Post 99.

It’s a dilemma. Often, though not all the time, when Stone is putting Ziya to bed, I can hear her yelling for me. I asked her why she prefers me to him when she is going to bed and she says that it’s because I sing her songs she likes. These are songs I’ve written over the years, songs he doesn’t know the words to. He plays her a whole range of beautiful music, but he’s not a committing-words-to-memory kind of guy, and she likes to sing along. She also tells me that she misses me and that’s why she cries when I’m not there, although he’s doing everything right and he’s a great dad, and you think it’d be enough.

What to do? Leave him to sit through her bawling for me, knowing it’s important that she learn to be content when I’m not around or go rescue them both, and myself from sitting upstairs stressing that she just wants me and wondering why I’m holding back from running into her little arms. It’s hard. I wait awhile before going, but inevitably I go because I miss her too and I completely connect to why she misses me. All moms know that one day such dependence and desire is going to melt into autonomy and less affection as children grow and establish their individuality and boundaries.
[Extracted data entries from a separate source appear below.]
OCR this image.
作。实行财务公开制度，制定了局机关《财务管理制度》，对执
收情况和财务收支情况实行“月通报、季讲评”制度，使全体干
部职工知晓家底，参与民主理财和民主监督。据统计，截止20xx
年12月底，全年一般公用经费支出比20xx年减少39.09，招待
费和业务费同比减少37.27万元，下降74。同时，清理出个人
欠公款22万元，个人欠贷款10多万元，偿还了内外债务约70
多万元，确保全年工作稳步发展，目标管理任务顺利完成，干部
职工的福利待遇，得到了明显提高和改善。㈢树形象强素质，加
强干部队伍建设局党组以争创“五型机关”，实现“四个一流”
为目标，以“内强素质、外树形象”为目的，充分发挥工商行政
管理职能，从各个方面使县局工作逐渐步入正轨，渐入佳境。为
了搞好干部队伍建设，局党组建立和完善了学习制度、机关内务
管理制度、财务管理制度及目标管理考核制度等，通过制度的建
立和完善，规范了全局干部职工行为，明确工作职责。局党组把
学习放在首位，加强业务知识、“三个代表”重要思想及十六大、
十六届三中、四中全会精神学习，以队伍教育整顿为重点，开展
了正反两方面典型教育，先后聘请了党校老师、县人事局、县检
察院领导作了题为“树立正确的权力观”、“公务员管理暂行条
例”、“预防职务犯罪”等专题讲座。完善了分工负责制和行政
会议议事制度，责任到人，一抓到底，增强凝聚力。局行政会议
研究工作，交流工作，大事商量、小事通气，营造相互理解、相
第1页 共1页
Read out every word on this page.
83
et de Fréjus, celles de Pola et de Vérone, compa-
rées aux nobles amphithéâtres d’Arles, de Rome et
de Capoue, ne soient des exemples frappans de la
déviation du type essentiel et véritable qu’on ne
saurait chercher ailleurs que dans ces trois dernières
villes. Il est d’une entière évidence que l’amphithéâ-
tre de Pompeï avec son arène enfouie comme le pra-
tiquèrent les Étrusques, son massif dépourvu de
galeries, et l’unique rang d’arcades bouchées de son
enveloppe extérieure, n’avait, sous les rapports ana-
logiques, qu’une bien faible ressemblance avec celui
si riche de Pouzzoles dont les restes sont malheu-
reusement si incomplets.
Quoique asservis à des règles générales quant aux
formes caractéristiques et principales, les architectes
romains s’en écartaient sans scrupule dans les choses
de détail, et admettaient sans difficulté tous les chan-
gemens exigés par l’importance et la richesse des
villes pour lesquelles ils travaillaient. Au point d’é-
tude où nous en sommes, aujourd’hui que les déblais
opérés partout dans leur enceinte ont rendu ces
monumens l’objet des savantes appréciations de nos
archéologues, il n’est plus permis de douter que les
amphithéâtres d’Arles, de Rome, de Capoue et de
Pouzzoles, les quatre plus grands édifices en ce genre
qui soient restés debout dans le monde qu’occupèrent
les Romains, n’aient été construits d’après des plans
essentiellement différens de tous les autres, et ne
I know it’s important that she have strong relations with her dad, but I also adore that I’m still her final comfort and her closest love. I’d feel more like I’m being selfish if it wasn’t so much to simply cherish.

All this missing means that I work hard, really hard, but I’ve stopped wanting to go much further in my job than where I am now, at least for now. Moving up may mean more seniority, influence and pay, but it would also mean more responsibilities, longer hours, greater stress and less time for Ziya. What would be the point of that? I feel like I’d just look back on these years spent advancing a career and only be able to focus on how quickly this time in her life passed, never to return. How many memories of sitting in meetings and sending emails do I really need? As a mother, can you ever make enough memories of time with your baby?

This isn’t a family-career quandary. I’m not choosing one over the other, but aspiring to both. I also already know – or maybe I’ve decided – that investment in my family beats my career priorities hands down. The predicament is how to handle this understanding wisely, given that work and family are each important for women’s confidence, power, contribution and identity. Each must be charted in a way that makes personal sense. That may mean investing less in your job that people have come to expect or making imperfect decisions in your family because you want to squeeze every drop from those moments when you are able to be present.

I’m not lying, sometimes I could shed unprompted tears that I spend so little time with this swiftly unfurling little sprout or that being tired from work compromises quality time at nights and on weekends. Sometimes, just as I love my job, I also know that I need to be absent so that Stone and Ziya figure it out together, without me. Still, when she insists that no one else matters, rightly or wrongly, and only because I’m actually able to be there, I am also guilty of making sure that love up from mummy can’t be replaced by anybody.